A loucura e o amor pelo time do coração não extrapolam mais os limites, eu fui conversar com o Santista Bráulio de Sousa, de 29 anos, mora na ilha há 4 anos, torcedor do Santos ele conversou com a reportagem do Esporte na Rede.

ER – Como que você faz para acompanhar seu time?

BS – Ultimamente eu acompanho somente pela tv, e no site santistaroxo.com.br. Comprei o pacote do Premier e nem me estresso mais, só pegar a programação comprar a cervejinha e assistir o jogo em casa.

ER – Você já foi a algum jogo do Santos aqui no estádio Orlando Scarpelli?

BS – Eu ia até o ano passado, mas não vou mais, acompanhei uma briga e não sei como o ser humano pode chegar a ponto de uma barbárie tão grande por causa de futebol. Sou fanático, mas não sou loco, quando morava em Santos/SP, ia muito a Vila Belmiro assistir aos jogos, já fui no Morumbi, Pacaembu, Parque Antártica, já fui até em Ribeirão Preto. Mas hoje não sou mais calmo, achei que aqui poderia acompanhar meu time sossegado mas já vi que ta difícil.

ER – Mas o que aconteceu no jogo?

BS – O jogo foi numa quarta-feira a noite, pra variar o Santos perdeu do Figueirense, aqui somos fregueses deles. Quando eu saia do estádio vi uma correria enorme, fiquei assustado acompanhei uma briga e não sei como o ser humano pode chegar a este ponto, bateram tanto no rapaz que ele chegou a desmaiar. Mas não quero ficar criticando se não me agrado não vou mais.

ER – O que você mais sente falta?

BS – Sem dúvida você ir no jogo do clube que você torce, ver a casa cheia, a torcida gritando, bandeiras, os cantos da torcida poxa é muito bom e olha faz muita falta mesmo. Quando morava em Santos e ia na Vila Belmiro eu realmente me sentia em casa.

Segundo Bráulio os jogos de final de semana sempre acompanham uma carninha com cerveja pra ficar mais interessante.

terça-feira, 10 de junho de 2008

A DISTÂNCIA E O AMOR PELO TIME

Foto Fabio Lima
A distância entre a cidade e o seu clube favorito, é pauta no Esporte na Rede. Renato Souza estudante de direito, 26 anos é paulistano. Renato mora em Florianópolis há seis anos e de lá pra cá as coisas ficaram mais difíceis para acompanhar seu verdão. Palmeirense roxo acompanha sempre seu clube pela tv e quando tem jogo no Orlando Scarpelli, desde que mora aqui ainda não perdeu uma partida.

“Quando tem jogo falto na faculdade, mas não deixo de ver o meu time, tem um pessoal do estreito que torce pelo Palmeiras, a raça sempre se reúne para ver os jogos e eu to dentro”, diz Renato.

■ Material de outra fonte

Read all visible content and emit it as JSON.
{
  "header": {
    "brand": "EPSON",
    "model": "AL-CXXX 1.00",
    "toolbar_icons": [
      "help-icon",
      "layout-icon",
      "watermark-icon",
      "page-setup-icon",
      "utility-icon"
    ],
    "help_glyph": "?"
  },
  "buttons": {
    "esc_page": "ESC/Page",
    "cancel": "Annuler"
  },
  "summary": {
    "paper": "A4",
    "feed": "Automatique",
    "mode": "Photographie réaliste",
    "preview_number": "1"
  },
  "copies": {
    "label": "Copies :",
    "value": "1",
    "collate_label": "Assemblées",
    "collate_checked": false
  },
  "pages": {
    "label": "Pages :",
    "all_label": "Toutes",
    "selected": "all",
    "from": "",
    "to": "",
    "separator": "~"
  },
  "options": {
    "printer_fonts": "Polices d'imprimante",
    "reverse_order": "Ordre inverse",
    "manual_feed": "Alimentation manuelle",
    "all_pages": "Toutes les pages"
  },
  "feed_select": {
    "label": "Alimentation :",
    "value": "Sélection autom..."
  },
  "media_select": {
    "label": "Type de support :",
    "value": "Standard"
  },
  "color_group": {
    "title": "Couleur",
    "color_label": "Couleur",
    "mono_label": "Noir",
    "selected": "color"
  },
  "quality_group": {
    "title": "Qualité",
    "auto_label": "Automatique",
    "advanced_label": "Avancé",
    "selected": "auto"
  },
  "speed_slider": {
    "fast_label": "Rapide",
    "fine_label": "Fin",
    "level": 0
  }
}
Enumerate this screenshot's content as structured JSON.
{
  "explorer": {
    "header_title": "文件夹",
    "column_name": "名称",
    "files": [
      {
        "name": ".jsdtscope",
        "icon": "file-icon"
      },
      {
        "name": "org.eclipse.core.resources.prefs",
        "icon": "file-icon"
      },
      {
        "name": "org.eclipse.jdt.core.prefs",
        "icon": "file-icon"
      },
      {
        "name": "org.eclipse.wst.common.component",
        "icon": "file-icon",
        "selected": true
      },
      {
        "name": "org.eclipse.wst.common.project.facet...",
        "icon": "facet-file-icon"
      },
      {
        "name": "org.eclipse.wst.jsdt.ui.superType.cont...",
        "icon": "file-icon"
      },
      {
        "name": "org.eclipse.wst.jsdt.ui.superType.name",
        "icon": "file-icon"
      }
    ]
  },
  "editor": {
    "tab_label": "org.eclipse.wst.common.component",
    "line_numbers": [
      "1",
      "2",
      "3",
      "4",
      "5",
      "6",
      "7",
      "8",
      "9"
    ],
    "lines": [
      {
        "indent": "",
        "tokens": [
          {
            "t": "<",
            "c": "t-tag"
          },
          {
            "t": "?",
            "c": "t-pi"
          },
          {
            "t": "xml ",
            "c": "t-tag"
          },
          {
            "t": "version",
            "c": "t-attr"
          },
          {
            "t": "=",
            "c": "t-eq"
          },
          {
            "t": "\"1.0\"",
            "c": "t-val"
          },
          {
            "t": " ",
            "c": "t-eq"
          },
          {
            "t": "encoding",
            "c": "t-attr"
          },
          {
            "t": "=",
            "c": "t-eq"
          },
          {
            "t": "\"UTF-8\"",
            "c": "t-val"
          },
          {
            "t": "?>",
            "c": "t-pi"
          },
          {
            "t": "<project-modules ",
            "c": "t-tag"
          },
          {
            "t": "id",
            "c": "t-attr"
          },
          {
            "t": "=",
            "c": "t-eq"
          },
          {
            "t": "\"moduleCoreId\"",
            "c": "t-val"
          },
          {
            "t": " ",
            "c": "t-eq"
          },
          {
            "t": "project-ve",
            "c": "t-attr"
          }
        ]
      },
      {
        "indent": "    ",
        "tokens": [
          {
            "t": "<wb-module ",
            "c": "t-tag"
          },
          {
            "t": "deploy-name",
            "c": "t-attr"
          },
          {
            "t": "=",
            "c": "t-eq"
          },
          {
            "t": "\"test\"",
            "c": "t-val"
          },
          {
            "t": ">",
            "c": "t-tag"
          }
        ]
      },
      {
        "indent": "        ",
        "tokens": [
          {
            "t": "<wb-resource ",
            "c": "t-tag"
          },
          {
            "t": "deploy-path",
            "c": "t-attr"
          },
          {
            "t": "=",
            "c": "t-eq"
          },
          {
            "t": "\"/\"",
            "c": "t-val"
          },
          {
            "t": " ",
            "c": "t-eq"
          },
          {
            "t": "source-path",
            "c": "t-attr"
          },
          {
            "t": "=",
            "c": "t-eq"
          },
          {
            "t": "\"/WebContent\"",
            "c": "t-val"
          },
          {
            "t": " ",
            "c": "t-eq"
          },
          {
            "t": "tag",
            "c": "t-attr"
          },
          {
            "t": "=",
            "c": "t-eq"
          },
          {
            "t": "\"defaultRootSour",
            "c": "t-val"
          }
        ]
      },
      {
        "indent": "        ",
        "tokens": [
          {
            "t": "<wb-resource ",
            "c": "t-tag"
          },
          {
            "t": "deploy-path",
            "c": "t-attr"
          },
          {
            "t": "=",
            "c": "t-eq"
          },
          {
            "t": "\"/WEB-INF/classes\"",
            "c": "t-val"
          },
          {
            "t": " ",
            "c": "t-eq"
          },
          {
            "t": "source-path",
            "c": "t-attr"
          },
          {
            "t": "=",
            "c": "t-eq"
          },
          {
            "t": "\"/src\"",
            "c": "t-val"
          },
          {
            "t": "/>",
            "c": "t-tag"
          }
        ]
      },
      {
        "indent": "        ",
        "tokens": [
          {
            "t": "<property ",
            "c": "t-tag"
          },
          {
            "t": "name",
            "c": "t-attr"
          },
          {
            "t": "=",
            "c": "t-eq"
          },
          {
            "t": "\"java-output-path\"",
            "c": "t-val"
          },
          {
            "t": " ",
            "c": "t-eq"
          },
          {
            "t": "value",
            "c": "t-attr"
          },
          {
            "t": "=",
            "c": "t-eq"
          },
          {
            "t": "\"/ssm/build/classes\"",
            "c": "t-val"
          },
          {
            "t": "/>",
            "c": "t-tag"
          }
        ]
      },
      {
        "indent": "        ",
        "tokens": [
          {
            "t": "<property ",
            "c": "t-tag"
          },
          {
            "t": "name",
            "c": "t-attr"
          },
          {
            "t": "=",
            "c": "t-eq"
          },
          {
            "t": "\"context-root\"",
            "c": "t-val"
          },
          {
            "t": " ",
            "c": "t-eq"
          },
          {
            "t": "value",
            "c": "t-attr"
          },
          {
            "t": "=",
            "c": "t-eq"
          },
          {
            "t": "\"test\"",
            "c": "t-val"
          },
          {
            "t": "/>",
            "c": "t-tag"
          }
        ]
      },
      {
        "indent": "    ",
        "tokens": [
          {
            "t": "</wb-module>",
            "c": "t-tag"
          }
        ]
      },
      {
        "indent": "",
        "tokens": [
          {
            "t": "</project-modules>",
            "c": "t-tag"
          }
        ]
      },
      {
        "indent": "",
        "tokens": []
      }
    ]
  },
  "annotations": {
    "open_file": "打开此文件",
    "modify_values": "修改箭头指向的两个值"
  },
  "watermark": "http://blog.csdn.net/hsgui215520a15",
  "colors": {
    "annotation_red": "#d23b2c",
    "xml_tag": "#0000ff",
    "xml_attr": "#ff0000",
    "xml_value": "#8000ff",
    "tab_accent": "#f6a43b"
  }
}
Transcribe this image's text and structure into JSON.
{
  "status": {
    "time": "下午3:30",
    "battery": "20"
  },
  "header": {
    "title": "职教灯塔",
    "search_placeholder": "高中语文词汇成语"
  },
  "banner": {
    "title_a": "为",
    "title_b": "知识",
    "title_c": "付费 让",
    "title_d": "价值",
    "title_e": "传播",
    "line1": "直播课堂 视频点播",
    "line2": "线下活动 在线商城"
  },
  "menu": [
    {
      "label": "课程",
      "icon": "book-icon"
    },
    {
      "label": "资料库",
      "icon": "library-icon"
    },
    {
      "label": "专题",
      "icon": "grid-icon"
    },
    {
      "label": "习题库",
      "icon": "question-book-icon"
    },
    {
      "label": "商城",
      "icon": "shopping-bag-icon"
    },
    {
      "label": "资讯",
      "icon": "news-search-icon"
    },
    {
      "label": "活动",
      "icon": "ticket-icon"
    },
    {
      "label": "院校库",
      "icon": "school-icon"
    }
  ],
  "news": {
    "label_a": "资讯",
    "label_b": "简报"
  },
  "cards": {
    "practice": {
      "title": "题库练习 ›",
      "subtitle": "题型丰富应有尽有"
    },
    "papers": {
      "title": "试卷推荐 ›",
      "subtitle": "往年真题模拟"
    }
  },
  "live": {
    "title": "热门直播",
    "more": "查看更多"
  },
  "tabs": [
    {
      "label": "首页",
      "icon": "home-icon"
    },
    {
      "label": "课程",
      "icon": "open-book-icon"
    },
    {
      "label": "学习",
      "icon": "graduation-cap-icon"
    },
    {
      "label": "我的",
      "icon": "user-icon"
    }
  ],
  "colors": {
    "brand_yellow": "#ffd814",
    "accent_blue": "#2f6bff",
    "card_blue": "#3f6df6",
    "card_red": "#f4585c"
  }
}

O estudante já foi três vezes a Curitiba assistir o jogo do verdão: “Agora não vou mais, pois estou quase me formando e o tempo está escasso, mas recentemente fui assistir a final do Paulistão, em São Paulo e valeu a pena, 5X0 na Ponte”.

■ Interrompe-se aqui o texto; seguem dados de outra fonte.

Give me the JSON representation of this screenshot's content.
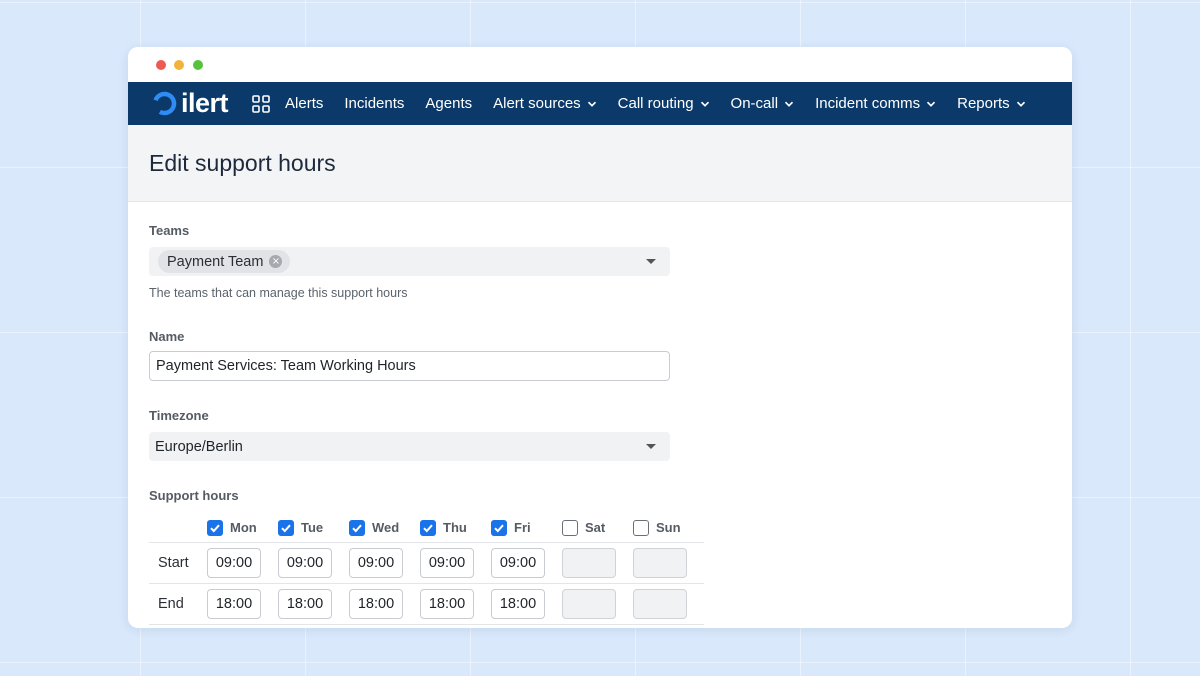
{
  "navbar": {
    "logo_text": "ilert",
    "items": [
      {
        "label": "Alerts",
        "dropdown": false
      },
      {
        "label": "Incidents",
        "dropdown": false
      },
      {
        "label": "Agents",
        "dropdown": false
      },
      {
        "label": "Alert sources",
        "dropdown": true
      },
      {
        "label": "Call routing",
        "dropdown": true
      },
      {
        "label": "On-call",
        "dropdown": true
      },
      {
        "label": "Incident comms",
        "dropdown": true
      },
      {
        "label": "Reports",
        "dropdown": true
      }
    ]
  },
  "page": {
    "title": "Edit support hours"
  },
  "form": {
    "teams": {
      "label": "Teams",
      "selected_chip": "Payment Team",
      "helper": "The teams that can manage this support hours"
    },
    "name": {
      "label": "Name",
      "value": "Payment Services: Team Working Hours"
    },
    "timezone": {
      "label": "Timezone",
      "value": "Europe/Berlin"
    },
    "support_hours": {
      "label": "Support hours",
      "row_labels": {
        "start": "Start",
        "end": "End"
      },
      "days": [
        {
          "label": "Mon",
          "checked": true,
          "start": "09:00",
          "end": "18:00"
        },
        {
          "label": "Tue",
          "checked": true,
          "start": "09:00",
          "end": "18:00"
        },
        {
          "label": "Wed",
          "checked": true,
          "start": "09:00",
          "end": "18:00"
        },
        {
          "label": "Thu",
          "checked": true,
          "start": "09:00",
          "end": "18:00"
        },
        {
          "label": "Fri",
          "checked": true,
          "start": "09:00",
          "end": "18:00"
        },
        {
          "label": "Sat",
          "checked": false,
          "start": "",
          "end": ""
        },
        {
          "label": "Sun",
          "checked": false,
          "start": "",
          "end": ""
        }
      ]
    }
  },
  "colors": {
    "navbar_bg": "#0b3a6a",
    "accent_blue": "#1a73e8",
    "logo_ring": "#2f8cf5"
  }
}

segunda-feira, 9 de junho de 2008

A DISTÂNCIA E O AMOR PELO TIME

O futebol como desporto é considerado por muitos a grande paixão popular e caracterizado pela crítica desportiva como o maior fenômeno social dos últimos anos. Essa afirmação é fácil de ser observada ao se analisar o amor que os torcedores têm pelo seu clube. Principalmente por aqueles que moram longe de sua cidade natal e tem que torcer e saber sobre seu time só através dos meios de comunicação (rádio, televisão, jornal e internet).

Foto galeria: Sergio_LSV's Photostream
Licença Creative Commons


O estádio de futebol é casa do torcedor. O ambiente certo para quem quer estar mais próximo do seu time. Nenhum outro lugar é permitido extravasar os impulsos, como em um estádio de futebol. O clima é de disputa, a rivalidade é a razão do jogo. Motivados por estes ‘princípios’, os torcedores se deixam levar pela paixão. Palavrões, insultos, ameaças, xingamentos; ira, raiva e ódio. O torcedor extravasa todas as sensações dentro de si, ali é o momento que reproduz fielmente o espetáculo do time e do torcedor.

O Esporte na Rede entra com uma série de reportagens e entrevistas para saber um pouco mais dos torcedores que a distância exercem essa paixão, o amor pelo time.